Care homes funding crisis- more pain for beleaguered sector. Albert Goodman Chartered Accountants.

What we think


Funding crisis for local care homes

The care homes funding crisis continues. A series of new financial measures from our Local Authorities look set to cause even more pain to already beleaguered care homes in the region. This is somewhat surprising when set against the backdrop of Local Authorities being able to raise the council tax precept by an extra 3% specifically to help with the funding crisis in adult social care.

Care homes have been told that they will now only be paid in arrears for local authority block beds. Previously these beds were ‘block booked’ and paid in advance. Whether the change is justifiable or not is not really the question – rather it’s the effect on the cash flow for Care Homes where in some cases the majority of their income is being delayed by four weeks. All care homes with local authority paid for beds are affected.

Care home specialist accountant Julie Hopkins a Director at  Albert Goodman says. “This is just not fair on these local businesses. What business can operate when they are suddenly told that they will not receive the bulk of their income for a month after it was expected? We can help to prepare new cash flows so that the banks can understand the problem but for most businesses, it will mean that new overdraft facilities must be put in place at short notice.’

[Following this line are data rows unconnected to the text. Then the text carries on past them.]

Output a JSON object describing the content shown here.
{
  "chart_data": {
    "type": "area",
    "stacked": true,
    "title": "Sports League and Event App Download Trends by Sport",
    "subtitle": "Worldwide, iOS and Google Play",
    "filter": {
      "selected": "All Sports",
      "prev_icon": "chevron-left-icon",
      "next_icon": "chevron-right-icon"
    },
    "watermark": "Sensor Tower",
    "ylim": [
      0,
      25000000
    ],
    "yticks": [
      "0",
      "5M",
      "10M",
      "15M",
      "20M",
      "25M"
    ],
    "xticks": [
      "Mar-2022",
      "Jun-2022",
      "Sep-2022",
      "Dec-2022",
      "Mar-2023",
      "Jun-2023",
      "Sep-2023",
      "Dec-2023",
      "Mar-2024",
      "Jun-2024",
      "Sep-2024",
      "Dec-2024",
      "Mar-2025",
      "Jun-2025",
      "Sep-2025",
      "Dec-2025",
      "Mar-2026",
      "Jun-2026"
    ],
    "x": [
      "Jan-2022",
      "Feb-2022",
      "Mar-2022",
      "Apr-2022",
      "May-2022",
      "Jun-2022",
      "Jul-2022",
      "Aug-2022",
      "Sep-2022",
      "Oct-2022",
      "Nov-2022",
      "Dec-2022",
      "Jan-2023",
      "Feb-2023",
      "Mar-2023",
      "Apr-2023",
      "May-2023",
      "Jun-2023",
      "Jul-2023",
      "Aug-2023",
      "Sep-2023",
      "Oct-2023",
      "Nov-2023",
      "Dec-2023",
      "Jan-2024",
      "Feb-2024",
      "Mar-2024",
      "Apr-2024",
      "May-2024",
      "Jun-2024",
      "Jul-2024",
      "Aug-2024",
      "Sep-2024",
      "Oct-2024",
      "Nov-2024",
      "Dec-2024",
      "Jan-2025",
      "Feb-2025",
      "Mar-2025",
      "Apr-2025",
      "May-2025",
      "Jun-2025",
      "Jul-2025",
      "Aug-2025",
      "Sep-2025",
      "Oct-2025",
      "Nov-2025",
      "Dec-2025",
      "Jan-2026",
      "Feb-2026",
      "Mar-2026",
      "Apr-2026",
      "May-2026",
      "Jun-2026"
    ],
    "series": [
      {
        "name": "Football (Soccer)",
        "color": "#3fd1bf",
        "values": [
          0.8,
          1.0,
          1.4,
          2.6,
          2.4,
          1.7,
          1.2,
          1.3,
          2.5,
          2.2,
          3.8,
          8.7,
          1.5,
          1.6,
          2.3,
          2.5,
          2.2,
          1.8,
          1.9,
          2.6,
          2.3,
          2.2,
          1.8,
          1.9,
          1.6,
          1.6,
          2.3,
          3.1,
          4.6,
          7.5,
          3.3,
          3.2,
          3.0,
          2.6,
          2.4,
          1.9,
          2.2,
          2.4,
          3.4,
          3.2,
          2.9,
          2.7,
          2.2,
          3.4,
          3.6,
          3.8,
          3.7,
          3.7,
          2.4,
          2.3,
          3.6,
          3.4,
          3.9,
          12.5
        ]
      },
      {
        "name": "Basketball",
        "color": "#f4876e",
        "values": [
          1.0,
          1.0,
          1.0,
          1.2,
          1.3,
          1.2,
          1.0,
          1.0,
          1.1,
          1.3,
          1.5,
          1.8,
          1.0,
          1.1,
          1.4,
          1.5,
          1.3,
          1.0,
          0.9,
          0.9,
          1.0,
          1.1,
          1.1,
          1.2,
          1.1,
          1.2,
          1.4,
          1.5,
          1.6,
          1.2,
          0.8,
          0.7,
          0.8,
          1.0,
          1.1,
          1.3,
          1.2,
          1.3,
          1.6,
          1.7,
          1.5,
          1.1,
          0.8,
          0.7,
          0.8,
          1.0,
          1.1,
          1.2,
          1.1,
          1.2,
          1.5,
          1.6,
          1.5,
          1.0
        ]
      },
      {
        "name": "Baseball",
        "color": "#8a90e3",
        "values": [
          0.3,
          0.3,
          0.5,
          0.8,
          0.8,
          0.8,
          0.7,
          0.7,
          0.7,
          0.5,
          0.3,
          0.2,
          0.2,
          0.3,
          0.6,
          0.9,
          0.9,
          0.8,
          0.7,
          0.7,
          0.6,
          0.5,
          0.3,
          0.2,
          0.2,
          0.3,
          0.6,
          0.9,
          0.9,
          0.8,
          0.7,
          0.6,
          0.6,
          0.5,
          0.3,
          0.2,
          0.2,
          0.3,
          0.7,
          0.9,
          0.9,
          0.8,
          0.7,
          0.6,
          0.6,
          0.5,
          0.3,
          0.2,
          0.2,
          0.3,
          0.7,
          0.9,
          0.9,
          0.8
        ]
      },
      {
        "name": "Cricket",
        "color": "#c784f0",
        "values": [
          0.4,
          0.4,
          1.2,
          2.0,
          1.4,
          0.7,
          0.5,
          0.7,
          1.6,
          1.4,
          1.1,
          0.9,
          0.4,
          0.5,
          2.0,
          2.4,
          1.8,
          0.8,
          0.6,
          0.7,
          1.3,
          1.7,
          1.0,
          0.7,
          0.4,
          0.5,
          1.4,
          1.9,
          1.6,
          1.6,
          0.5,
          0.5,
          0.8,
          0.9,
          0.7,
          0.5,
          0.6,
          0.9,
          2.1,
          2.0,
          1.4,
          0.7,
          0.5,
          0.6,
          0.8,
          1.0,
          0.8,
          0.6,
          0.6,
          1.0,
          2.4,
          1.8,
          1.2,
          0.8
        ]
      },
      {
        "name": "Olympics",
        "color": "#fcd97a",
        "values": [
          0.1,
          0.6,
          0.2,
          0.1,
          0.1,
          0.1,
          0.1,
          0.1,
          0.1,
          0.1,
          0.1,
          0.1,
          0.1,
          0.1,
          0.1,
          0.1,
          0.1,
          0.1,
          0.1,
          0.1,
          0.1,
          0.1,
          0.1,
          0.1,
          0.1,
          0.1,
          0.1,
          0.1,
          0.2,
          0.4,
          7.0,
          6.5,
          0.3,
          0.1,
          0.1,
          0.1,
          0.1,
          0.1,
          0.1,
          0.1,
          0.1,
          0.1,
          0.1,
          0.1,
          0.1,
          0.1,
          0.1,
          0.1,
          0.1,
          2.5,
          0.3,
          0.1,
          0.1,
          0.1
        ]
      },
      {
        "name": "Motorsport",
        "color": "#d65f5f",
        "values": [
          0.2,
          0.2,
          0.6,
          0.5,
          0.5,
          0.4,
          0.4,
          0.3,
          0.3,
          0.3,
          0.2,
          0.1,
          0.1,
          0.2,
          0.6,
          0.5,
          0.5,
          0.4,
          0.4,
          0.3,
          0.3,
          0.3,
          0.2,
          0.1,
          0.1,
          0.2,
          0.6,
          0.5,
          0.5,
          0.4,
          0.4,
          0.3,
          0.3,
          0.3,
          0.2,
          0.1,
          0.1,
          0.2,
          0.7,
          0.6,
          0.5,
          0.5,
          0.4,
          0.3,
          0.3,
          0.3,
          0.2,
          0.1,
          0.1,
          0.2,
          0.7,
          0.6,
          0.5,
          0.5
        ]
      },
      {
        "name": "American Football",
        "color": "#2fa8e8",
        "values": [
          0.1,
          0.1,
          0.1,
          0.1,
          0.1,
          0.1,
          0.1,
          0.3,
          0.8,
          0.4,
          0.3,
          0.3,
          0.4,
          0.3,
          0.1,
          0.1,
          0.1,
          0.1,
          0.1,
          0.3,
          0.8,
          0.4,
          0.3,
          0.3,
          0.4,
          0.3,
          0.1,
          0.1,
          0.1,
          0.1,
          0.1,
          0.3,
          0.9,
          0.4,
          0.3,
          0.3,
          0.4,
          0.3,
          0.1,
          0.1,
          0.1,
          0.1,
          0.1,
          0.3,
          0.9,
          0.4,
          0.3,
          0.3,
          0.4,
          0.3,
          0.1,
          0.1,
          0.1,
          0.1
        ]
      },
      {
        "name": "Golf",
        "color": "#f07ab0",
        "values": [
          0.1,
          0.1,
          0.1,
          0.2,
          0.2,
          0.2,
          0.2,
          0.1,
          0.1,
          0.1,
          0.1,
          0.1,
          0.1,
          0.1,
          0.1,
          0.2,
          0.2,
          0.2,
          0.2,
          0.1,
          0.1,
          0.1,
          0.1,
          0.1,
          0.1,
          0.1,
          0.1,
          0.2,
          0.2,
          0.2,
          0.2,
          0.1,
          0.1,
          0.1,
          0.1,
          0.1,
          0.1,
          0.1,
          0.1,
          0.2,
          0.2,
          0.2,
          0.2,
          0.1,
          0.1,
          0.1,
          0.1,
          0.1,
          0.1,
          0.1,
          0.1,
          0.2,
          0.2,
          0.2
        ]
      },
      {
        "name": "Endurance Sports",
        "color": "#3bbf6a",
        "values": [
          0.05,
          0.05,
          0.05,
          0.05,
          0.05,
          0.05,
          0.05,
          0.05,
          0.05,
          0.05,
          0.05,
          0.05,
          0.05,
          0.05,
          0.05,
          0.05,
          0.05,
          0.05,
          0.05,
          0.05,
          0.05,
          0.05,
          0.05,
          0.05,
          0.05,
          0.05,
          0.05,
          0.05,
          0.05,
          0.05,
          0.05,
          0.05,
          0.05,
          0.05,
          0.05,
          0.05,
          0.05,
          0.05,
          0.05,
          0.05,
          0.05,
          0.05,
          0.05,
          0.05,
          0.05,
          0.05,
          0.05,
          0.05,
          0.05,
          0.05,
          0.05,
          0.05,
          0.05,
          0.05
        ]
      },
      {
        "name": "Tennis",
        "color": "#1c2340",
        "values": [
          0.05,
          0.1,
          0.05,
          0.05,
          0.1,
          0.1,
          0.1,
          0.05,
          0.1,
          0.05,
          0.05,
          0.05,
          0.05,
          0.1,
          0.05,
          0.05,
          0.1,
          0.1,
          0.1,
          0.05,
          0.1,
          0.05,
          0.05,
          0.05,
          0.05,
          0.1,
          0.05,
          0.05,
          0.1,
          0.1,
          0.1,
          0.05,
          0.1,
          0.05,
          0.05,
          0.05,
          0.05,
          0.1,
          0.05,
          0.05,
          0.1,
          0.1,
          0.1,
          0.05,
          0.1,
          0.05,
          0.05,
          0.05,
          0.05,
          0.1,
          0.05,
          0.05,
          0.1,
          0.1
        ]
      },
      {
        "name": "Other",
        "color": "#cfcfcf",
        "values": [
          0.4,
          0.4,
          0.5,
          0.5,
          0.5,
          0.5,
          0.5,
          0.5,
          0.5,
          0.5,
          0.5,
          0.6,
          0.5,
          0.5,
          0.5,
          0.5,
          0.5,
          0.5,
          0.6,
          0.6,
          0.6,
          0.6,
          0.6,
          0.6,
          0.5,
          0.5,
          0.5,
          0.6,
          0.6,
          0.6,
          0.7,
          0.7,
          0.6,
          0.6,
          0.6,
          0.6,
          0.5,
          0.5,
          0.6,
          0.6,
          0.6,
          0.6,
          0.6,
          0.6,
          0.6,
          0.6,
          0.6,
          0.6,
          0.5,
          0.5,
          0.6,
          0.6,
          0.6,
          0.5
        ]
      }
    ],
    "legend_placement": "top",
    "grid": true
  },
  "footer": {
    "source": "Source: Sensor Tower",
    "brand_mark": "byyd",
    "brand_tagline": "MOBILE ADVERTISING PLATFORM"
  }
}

Another shock has come from a much lower than expected increase, just 1% – 1.5%, in the fees that local authorities are paying per service user. Residential homes with nursing receiving no uplift in some counties. In a generally low paid sector where the largest overhead is staffing costs, the increase in the National Living Wage of over 4% means that the sums increasingly just won’t add up. We are all aware of the funding problems Local Authorities have been having but from April 2017 they were able to raise the Council Tax precept by an extra 3% specifically to pay for Adult Social Care. It does seem rather short-sighted not to pass on more of their windfall to businesses providing the care – instead of in fact in real terms giving them a funding reduction!

Julie concludes, “We all know that money is tight but these changes to not appear to be fair to the home care sector.”